Abbott Megan, Angione Katie, Forbes Emily, Stoecker Mikayla, Saenz Margarita, Neul Jeffrey L, Marsh Eric D, Skinner Steven A, Percy Alan K, Benke Tim A
Department of Child Neurology, Children's Hospital Colorado, Aurora, Colorado, USA.
School of Medicine, University of Colorado Denver | Anschutz Medical Campus, Aurora, Colorado, USA.
Am J Med Genet A. 2024 Oct;194(10):e63725. doi: 10.1002/ajmg.a.63725. Epub 2024 May 22.
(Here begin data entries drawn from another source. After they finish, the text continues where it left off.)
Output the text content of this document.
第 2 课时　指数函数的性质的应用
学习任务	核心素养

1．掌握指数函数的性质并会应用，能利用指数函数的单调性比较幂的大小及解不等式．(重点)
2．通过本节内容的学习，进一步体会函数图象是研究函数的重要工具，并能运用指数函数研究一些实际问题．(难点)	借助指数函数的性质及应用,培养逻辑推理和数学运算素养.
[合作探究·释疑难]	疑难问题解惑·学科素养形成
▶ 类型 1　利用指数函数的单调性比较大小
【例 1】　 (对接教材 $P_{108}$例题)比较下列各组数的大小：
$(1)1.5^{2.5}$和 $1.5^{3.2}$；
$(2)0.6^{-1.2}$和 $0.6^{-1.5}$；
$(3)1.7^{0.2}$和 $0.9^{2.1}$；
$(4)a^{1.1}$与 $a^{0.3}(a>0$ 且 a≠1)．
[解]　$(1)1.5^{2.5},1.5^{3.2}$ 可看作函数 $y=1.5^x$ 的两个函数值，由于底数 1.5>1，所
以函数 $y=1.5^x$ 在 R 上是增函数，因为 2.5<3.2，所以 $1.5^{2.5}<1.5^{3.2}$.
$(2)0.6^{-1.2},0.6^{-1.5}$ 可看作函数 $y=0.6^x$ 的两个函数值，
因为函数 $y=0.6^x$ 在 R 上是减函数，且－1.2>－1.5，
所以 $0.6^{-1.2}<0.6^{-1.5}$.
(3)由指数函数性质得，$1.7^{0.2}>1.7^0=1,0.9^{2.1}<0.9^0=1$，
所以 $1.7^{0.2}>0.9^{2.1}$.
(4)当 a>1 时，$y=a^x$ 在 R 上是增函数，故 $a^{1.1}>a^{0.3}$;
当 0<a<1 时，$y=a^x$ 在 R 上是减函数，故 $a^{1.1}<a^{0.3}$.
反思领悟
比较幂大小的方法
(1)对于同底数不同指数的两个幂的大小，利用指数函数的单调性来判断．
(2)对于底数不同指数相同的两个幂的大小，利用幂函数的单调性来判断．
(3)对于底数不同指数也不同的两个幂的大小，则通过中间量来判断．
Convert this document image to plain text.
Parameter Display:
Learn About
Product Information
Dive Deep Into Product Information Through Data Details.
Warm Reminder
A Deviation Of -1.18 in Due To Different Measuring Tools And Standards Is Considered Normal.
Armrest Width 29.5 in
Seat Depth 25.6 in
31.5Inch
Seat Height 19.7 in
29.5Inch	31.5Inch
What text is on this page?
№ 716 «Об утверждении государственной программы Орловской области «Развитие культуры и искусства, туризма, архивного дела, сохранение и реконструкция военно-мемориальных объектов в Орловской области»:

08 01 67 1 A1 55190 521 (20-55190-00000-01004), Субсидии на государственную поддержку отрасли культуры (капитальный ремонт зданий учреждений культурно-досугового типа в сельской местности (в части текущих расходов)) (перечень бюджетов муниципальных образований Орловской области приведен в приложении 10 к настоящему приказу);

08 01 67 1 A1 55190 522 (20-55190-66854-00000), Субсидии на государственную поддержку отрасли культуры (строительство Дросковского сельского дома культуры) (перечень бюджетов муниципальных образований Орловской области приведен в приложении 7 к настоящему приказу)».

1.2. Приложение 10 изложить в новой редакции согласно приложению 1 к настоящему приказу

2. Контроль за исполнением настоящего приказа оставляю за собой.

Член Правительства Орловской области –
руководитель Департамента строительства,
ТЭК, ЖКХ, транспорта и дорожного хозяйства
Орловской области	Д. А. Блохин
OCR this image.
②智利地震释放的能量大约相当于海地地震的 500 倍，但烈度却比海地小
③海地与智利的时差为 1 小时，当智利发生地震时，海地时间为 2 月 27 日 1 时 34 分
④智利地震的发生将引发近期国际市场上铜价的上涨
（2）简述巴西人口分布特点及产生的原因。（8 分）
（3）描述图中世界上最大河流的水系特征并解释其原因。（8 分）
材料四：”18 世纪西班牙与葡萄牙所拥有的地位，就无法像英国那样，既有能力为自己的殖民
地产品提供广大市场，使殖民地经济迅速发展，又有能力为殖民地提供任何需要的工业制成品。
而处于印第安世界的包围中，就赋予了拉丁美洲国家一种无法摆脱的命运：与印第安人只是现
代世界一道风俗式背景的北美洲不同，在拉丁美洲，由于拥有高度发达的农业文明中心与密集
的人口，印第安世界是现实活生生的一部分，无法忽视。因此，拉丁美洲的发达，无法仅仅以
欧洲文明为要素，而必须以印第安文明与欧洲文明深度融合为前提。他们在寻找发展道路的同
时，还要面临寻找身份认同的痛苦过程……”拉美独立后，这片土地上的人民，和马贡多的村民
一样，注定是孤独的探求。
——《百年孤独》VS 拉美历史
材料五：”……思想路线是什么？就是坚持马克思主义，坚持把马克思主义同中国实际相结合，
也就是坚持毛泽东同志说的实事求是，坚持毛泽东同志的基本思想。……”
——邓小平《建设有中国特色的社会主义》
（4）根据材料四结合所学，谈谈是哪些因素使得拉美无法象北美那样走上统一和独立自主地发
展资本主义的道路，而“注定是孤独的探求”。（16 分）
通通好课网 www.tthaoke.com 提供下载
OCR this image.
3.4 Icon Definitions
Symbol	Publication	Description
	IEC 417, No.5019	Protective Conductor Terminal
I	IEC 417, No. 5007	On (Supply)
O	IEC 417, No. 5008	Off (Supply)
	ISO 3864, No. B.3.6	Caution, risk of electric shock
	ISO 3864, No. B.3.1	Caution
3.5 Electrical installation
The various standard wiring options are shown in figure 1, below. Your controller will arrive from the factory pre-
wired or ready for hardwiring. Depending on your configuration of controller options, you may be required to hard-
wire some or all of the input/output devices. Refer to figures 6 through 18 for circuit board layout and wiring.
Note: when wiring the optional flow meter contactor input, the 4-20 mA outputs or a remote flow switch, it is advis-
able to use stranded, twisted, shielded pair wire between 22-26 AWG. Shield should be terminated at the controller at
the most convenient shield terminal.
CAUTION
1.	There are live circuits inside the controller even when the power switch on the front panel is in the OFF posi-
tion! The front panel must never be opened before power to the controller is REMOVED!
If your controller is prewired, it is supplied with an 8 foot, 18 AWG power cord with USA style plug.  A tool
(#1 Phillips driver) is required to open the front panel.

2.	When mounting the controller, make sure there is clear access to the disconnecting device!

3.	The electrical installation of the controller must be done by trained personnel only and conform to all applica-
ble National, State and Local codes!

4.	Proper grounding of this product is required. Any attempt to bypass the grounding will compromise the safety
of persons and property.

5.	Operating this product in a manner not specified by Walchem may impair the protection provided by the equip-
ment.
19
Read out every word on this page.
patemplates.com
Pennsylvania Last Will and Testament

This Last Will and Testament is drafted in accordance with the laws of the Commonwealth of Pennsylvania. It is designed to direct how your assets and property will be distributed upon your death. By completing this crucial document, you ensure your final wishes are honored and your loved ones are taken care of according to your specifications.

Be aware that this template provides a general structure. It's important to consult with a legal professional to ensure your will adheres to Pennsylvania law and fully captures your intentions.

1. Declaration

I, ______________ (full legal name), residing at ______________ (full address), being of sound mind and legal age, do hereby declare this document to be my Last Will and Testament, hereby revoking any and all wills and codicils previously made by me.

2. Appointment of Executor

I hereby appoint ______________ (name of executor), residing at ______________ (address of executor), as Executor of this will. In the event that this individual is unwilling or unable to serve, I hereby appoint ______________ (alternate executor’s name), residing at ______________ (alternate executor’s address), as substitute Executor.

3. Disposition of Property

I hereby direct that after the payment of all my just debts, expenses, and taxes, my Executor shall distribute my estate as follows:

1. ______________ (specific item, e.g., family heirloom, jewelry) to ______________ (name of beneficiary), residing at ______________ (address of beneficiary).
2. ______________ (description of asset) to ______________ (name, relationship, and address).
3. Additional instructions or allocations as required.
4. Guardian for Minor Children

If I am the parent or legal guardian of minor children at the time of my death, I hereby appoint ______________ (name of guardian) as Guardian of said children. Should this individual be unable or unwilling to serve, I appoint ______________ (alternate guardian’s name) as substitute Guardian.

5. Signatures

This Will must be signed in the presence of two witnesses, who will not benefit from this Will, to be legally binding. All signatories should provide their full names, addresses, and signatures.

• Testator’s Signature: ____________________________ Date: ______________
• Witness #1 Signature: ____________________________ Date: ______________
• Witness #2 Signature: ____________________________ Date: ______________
Typical (or classic) Rett syndrome (RTT) is an X-linked neurodevelopmental disorder characterized by a period of regression, partial or complete loss of purposeful hand movements, and acquired speech, impaired gait, and stereotyped hand movements. In over 95% of typical RTT, a pathogenic variant is found in the methyl-CPG binding protein 2 gene (MECP2). Here, we describe a young woman with clinically diagnosed typical RTT syndrome who lacked a genetic diagnosis despite 20 years of investigation and multiple rounds of sequencing the MECP2 gene. Recently, additional genetic testing using next-generation sequencing was completed, which revealed a partial insertion of the BCL11A gene within exon 4 of MECP2, resulting in a small deletion in MECP2, causing likely disruption of MeCP2 function due to a frameshift. This case demonstrates the ever-changing limitations of genetic testing, as well as the importance of continual pursuit of a diagnosis as technologies improve and are more widely utilized.
典型(或经典)雷特综合征(RTT)是一种X连锁神经发育障碍,其特征为一段发育倒退期、有目的手部动作部分或完全丧失、后天获得性语言能力受损、步态障碍以及刻板手部动作。在超过95%的典型RTT病例中,甲基化CpG结合蛋白2基因(MECP2)存在致病变异。在此,我们描述一名临床诊断为典型RTT综合征的年轻女性,尽管经过20年的调查以及多轮MECP2基因测序,仍未获得基因诊断结果。最近,利用二代测序技术完成的进一步基因检测显示,BCL11A基因部分插入到MECP2基因的第4外显子内,导致MECP2出现小片段缺失,可能因移码而破坏MeCP2功能。该病例表明基因检测的局限性不断变化,同时也凸显了随着技术进步和更广泛应用,持续追求诊断的重要性。